Q: I was told here in VA ALF administrator can no longer do ECO. The police will need to see the client acting up. This was changed 1/1/2014 .
There are 2 different types of ECO.
One is a paperless ECO that the police can initiate. The code for this type states “A law-enforcement officer who, based upon his observation or the reliable reports of others, has probable cause to believe that a person meets the criteria for emergency custody as stated in this section may take that person into custody and transport that person to an appropriate location to assess the need for hospitalization or treatment without prior authorization”.
The other is a “papered”, magistrate issued ECO. The code for this type states “Any magistrate shall issue, upon the sworn petition of any responsible person, treating physician, or upon his own motion, an emergency custody order when he has probable cause to believe that any person (i) has a mental illness and that there exists a substantial likelihood that, as a result of mental illness, the person will, in the near future, (a) cause serious physical harm to himself or others as evidenced by recent behavior causing, attempting, or threatening harm and other relevant information, if any, or (b) suffer serious harm due to his lack of capacity to protect himself from harm or to provide for his basic human needs, (ii) is in need of hospitalization or treatment, and (iii) is unwilling to volunteer or incapable of volunteering for hospitalization or treatment.”
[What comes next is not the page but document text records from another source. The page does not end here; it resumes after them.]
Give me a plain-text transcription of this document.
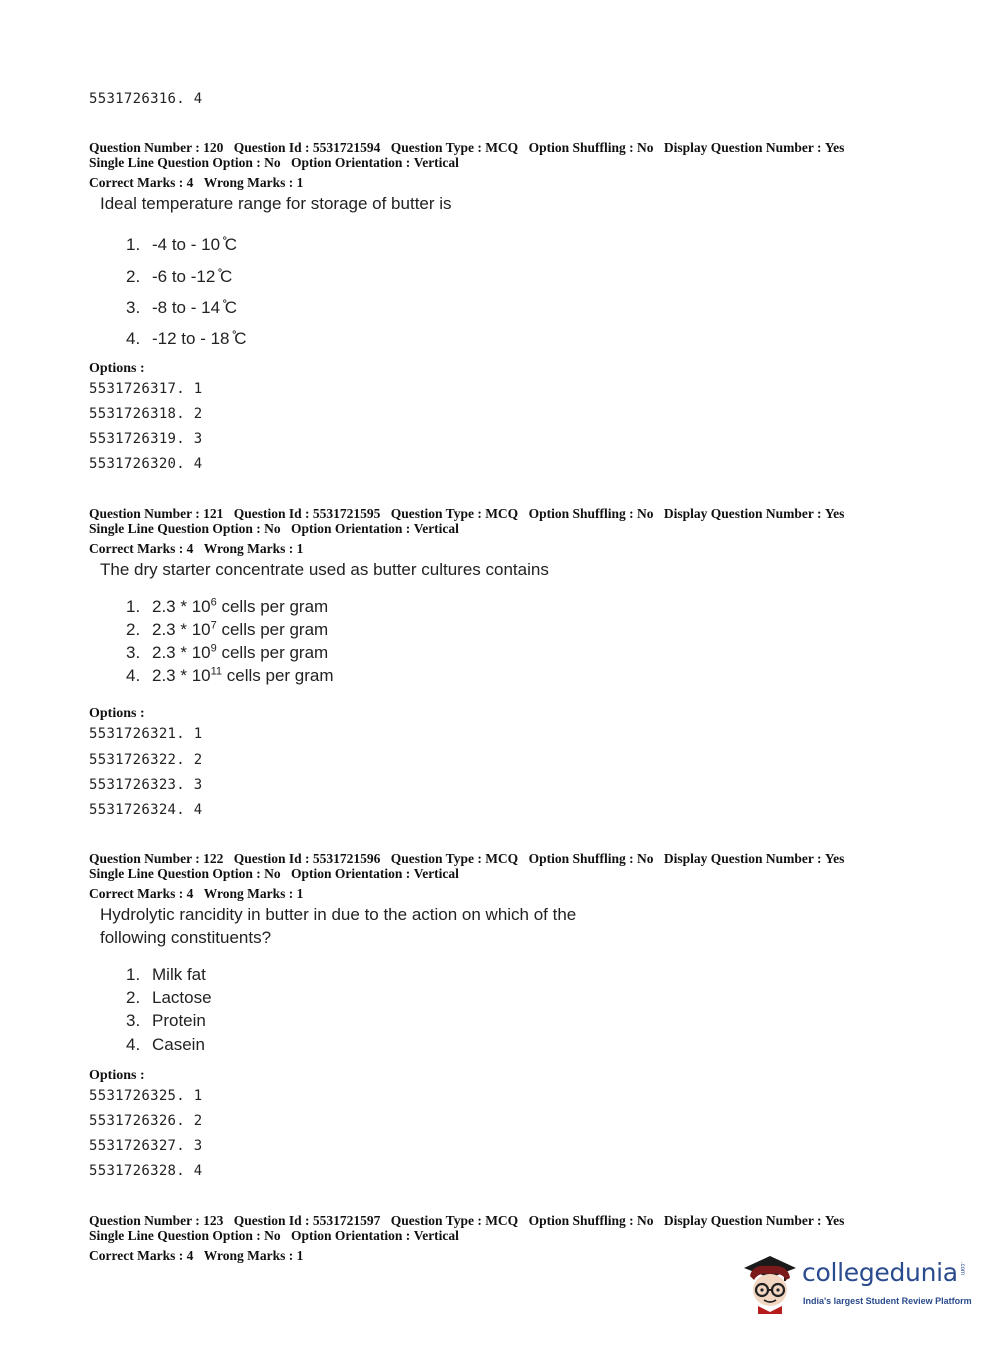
5531726316. 4
Question Number : 120 Question Id : 5531721594 Question Type : MCQ Option Shuffling : No Display Question Number : Yes
Single Line Question Option : No Option Orientation : Vertical
Correct Marks : 4 Wrong Marks : 1
Ideal temperature range for storage of butter is
1. -4 to - 10 ̊C
2. -6 to -12 ̊C
3. -8 to - 14 ̊C
4. -12 to - 18 ̊C
Options :
5531726317. 1
5531726318. 2
5531726319. 3
5531726320. 4
Question Number : 121 Question Id : 5531721595 Question Type : MCQ Option Shuffling : No Display Question Number : Yes
Single Line Question Option : No Option Orientation : Vertical
Correct Marks : 4 Wrong Marks : 1
The dry starter concentrate used as butter cultures contains
1. $2.3 * 10^6$ cells per gram
2. $2.3 * 10^7$ cells per gram
3. $2.3 * 10^9$ cells per gram
4. $2.3 * 10^{11}$ cells per gram
Options :
5531726321. 1
5531726322. 2
5531726323. 3
5531726324. 4
Question Number : 122 Question Id : 5531721596 Question Type : MCQ Option Shuffling : No Display Question Number : Yes
Single Line Question Option : No Option Orientation : Vertical
Correct Marks : 4 Wrong Marks : 1
Hydrolytic rancidity in butter in due to the action on which of the
following constituents?
1. Milk fat
2. Lactose
3. Protein
4. Casein
Options :
5531726325. 1
5531726326. 2
5531726327. 3
5531726328. 4
Question Number : 123 Question Id : 5531721597 Question Type : MCQ Option Shuffling : No Display Question Number : Yes
Single Line Question Option : No Option Orientation : Vertical
Correct Marks : 4 Wrong Marks : 1
collegedunia .com
India's largest Student Review Platform
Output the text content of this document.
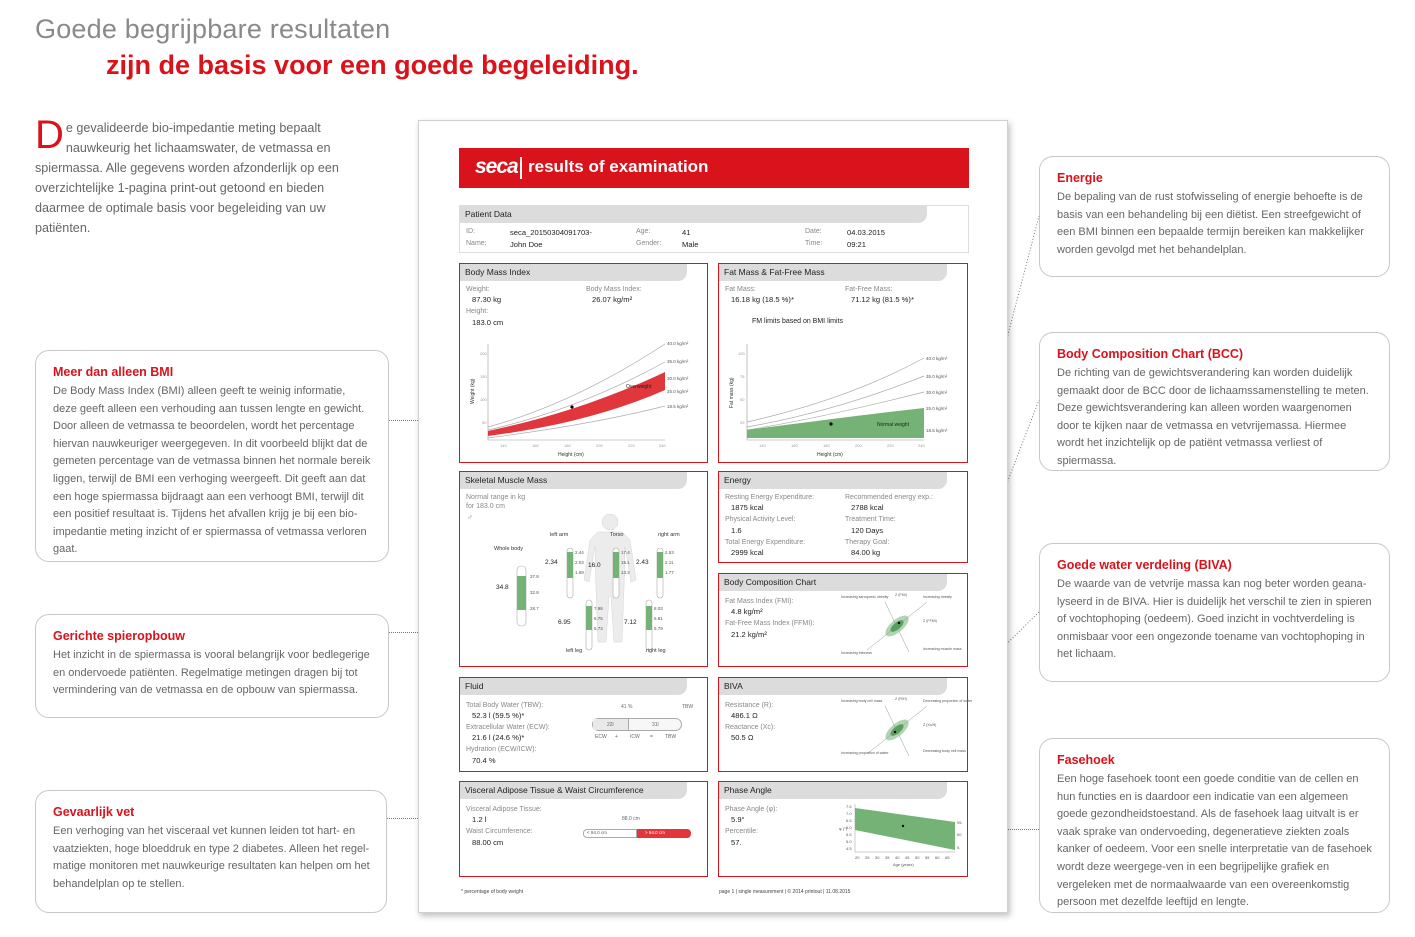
Goede begrijpbare resultaten
zijn de basis voor een goede begeleiding.
De gevalideerde bio-impedantie meting bepaalt nauwkeurig het lichaamswater, de vetmassa en spiermassa. Alle gegevens worden afzonderlijk op een overzichtelijke 1-pagina print-out getoond en bieden daarmee de optimale basis voor begeleiding van uw patiënten.
Meer dan alleen BMI

De Body Mass Index (BMI) alleen geeft te weinig informatie, deze geeft alleen een verhouding aan tussen lengte en gewicht. Door alleen de vetmassa te beoordelen, wordt het percentage hiervan nauwkeuriger weergegeven. In dit voorbeeld blijkt dat de gemeten percentage van de vetmassa binnen het normale bereik liggen, terwijl de BMI een verhoging weergeeft. Dit geeft aan dat een hoge spiermassa bijdraagt aan een verhoogt BMI, terwijl dit een positief resultaat is. Tijdens het afvallen krijg je bij een bio-impedantie meting inzicht of er spiermassa of vetmassa verloren gaat.

Gerichte spieropbouw

Het inzicht in de spiermassa is vooral belangrijk voor bedlegerige en ondervoede patiënten. Regelmatige metingen dragen bij tot vermindering van de vetmassa en de opbouw van spiermassa.

Gevaarlijk vet

Een verhoging van het visceraal vet kunnen leiden tot hart- en vaatziekten, hoge bloeddruk en type 2 diabetes. Alleen het regel-matige monitoren met nauwkeurige resultaten kan helpen om het behandelplan op te stellen.

Energie

De bepaling van de rust stofwisseling of energie behoefte is de basis van een behandeling bij een diëtist. Een streefgewicht of een BMI binnen een bepaalde termijn bereiken kan makkelijker worden gevolgd met het behandelplan.

Body Composition Chart (BCC)

De richting van de gewichtsverandering kan worden duidelijk gemaakt door de BCC door de lichaamssamenstelling te meten. Deze gewichtsverandering kan alleen worden waargenomen door te kijken naar de vetmassa en vetvrijemassa. Hiermee wordt het inzichtelijk op de patiënt vetmassa verliest of spiermassa.

Goede water verdeling (BIVA)

De waarde van de vetvrije massa kan nog beter worden geana-lyseerd in de BIVA. Hier is duidelijk het verschil te zien in spieren of vochtophoping (oedeem). Goed inzicht in vochtverdeling is onmisbaar voor een ongezonde toename van vochtophoping in het lichaam.

Fasehoek

Een hoge fasehoek toont een goede conditie van de cellen en hun functies en is daardoor een indicatie van een algemeen goede gezondheidstoestand. Als de fasehoek laag uitvalt is er vaak sprake van ondervoeding, degeneratieve ziekten zoals kanker of oedeem. Voor een snelle interpretatie van de fasehoek wordt deze weergege-ven in een begrijpelijke grafiek en vergeleken met de normaalwaarde van een overeenkomstig persoon met dezelfde leeftijd en lengte.

seca results of examination
Patient Data
ID:	seca_20150304091703-
Name:	John Doe
Age:	41
Gender:	Male
Date:	04.03.2015
Time:	09:21
Body Mass Index
Weight:
87.30 kg
Height:
183.0 cm
Body Mass Index:
26.07 kg/m²
40.0 kg/m²
35.0 kg/m²
30.0 kg/m²
25.0 kg/m²
18.5 kg/m²
Overweight
Weight (kg)
Height (cm)
200
150
100
50
140	160	180	200	220	240
Fat Mass & Fat-Free Mass
Fat Mass:
16.18 kg (18.5 %)*
Fat-Free Mass:
71.12 kg (81.5 %)*
FM limits based on BMI limits
40.0 kg/m²
35.0 kg/m²
30.0 kg/m²
25.0 kg/m²
18.5 kg/m²
Normal weight
Fat mass (kg)
Height (cm)
100
75
50
25
140	160	180	200	220	240
Skeletal Muscle Mass
Normal range in kg
for 183.0 cm
♂
left arm	Torso	right arm
Whole body
left leg	right leg
34.8
2.34	16.0	2.43
6.95	7.12
37.8
32.8
28.7
2.44
2.03
1.69
17.4
15.1
13.2
2.53
2.11
1.77
7.98
6.75
5.73
8.03
6.81
5.79
Energy
Resting Energy Expenditure:
1875 kcal
Physical Activity Level:
1.6
Total Energy Expenditure:
2999 kcal
Recommended energy exp.:
2788 kcal
Treatment Time:
120 Days
Therapy Goal:
84.00 kg
Body Composition Chart
Fat Mass Index (FMI):
4.8 kg/m²
Fat-Free Mass Index (FFMI):
21.2 kg/m²
Increasing sarcopenic obesity Z (FMI)	Increasing obesity
Z (FFMI)
Increasing thinness
Increasing muscle mass
Fluid
Total Body Water (TBW):
52.3 l (59.5 %)*
Extracellular Water (ECW):
21.6 l (24.6 %)*
Hydration (ECW/ICW):
70.4 %
41 %	TBW
22l	31l
ECW + ICW = TBW
BIVA
Resistance (R):
486.1 Ω
Reactance (Xc):
50.5 Ω
Increasing body cell mass	Z (R/H)	Decreasing proportion of water
Z (Xc/H)
Increasing proportion of water	Decreasing body cell mass
Visceral Adipose Tissue & Waist Circumference
Visceral Adipose Tissue:
1.2 l
Waist Circumference:
88.00 cm
88.0 cm
< 94.0 cm	> 94.0 cm
Phase Angle
Phase Angle (φ):
5.9°
Percentile:
57.
φ (°)
7.5
7.0
6.5
6.0
5.5
5.0
4.5
20 25 30 35 40 45 50 55 60 65
95.
50
5.
Age (years)
* percentage of body weight	page 1 | single measurement | © 2014 printout | 11.08.2015
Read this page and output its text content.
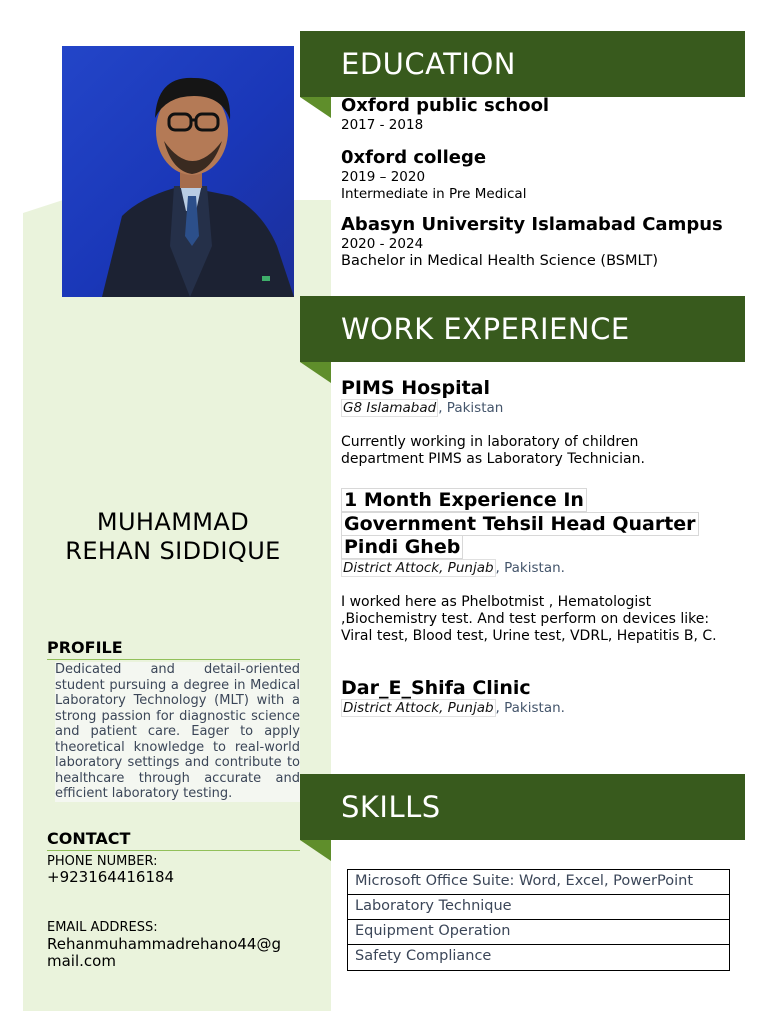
MUHAMMAD
REHAN SIDDIQUE
PROFILE

Dedicated and detail-oriented student pursuing a degree in Medical Laboratory Technology (MLT) with a strong passion for diagnostic science and patient care. Eager to apply theoretical knowledge to real-world laboratory settings and contribute to healthcare through accurate and efficient laboratory testing.

CONTACT
PHONE NUMBER:
+923164416184
EMAIL ADDRESS:
Rehanmuhammadrehano44@gmail.com
EDUCATION
Oxford public school
2017 - 2018
0xford college
2019 – 2020
Intermediate in Pre Medical
Abasyn University Islamabad Campus
2020 - 2024
Bachelor in Medical Health Science (BSMLT)
WORK EXPERIENCE
PIMS Hospital
G8 Islamabad , Pakistan
Currently working in laboratory of children department PIMS as Laboratory Technician.
1 Month Experience In
Government Tehsil Head Quarter
Pindi Gheb
District Attock, Punjab , Pakistan.
I worked here as Phelbotmist , Hematologist ,Biochemistry test. And test perform on devices like: Viral test, Blood test, Urine test, VDRL, Hepatitis B, C.
Dar_E_Shifa Clinic
District Attock, Punjab , Pakistan.
SKILLS
Microsoft Office Suite: Word, Excel, PowerPoint
Laboratory Technique
Equipment Operation
Safety Compliance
I am not aware of any code change effective 1/1/2014.
Q: Do you know of a contact at VA DMAS that we can get in touch with regarding billing and payment of services under TDO?
The “helpline” at DMAS is 1-800-552-8627.
Q: do you ever go to the LTC or ALF to do the evaluation or is the screening always done at the CSB?
Some CSB’s are “mobile” meaning they will provide an assessment in the community at a person’s residence. Some CSB’s conduct assessments in their office or in an emergency room. I would recommend consulting with your local CSB to see how they respond.
Q: Depression underdiagnosed especially among older adults living alone and not reporting symptoms clearly? Also dosage of antidepressants - should be different than younger adults?
Yes, depression is often under- diagnosed in older adults. What medication and what dose should be individualized and that decision should be made by a physician who knows the individual well.
Q: In cases where law enforcement is already involved in crisis situation, at what point is MH evaluation done (when law enforcement may not be aware of prior MH diagnosis)?
At the time law enforcement (if they are initiating the ECO) determines ECO criteria is met, they will take the individual into custody for the purpose of an evaluation. For law enforcement, often it is solely presenting behavior that initiates their ECO. During the ECO evaluation, there is more time for the CSB to gather history and find if there is a prior mental health diagnosis. A prior mental health diagnosis is not necessary to request an ECO.
Q: Please comment on how your approach would change (or not) for dually diagnosed individuals (i.e. MH and ID/DD).
The TDO assessment process includes gathering collateral information as well as face to face mental status exams. The TDO criteria remains the same for all individuals who present with a mental health crisis despite additional diagnoses. The challenge for clients with IDD/DD many times is determining baseline status and what behaviors are a result of the IDD/DD vs mental health diagnosis. Collateral information from case managers as well as other caregivers can assist clinicians in determining the most positive outcome for clients. Clinicians should conduct assessments based on an individual’s abilities.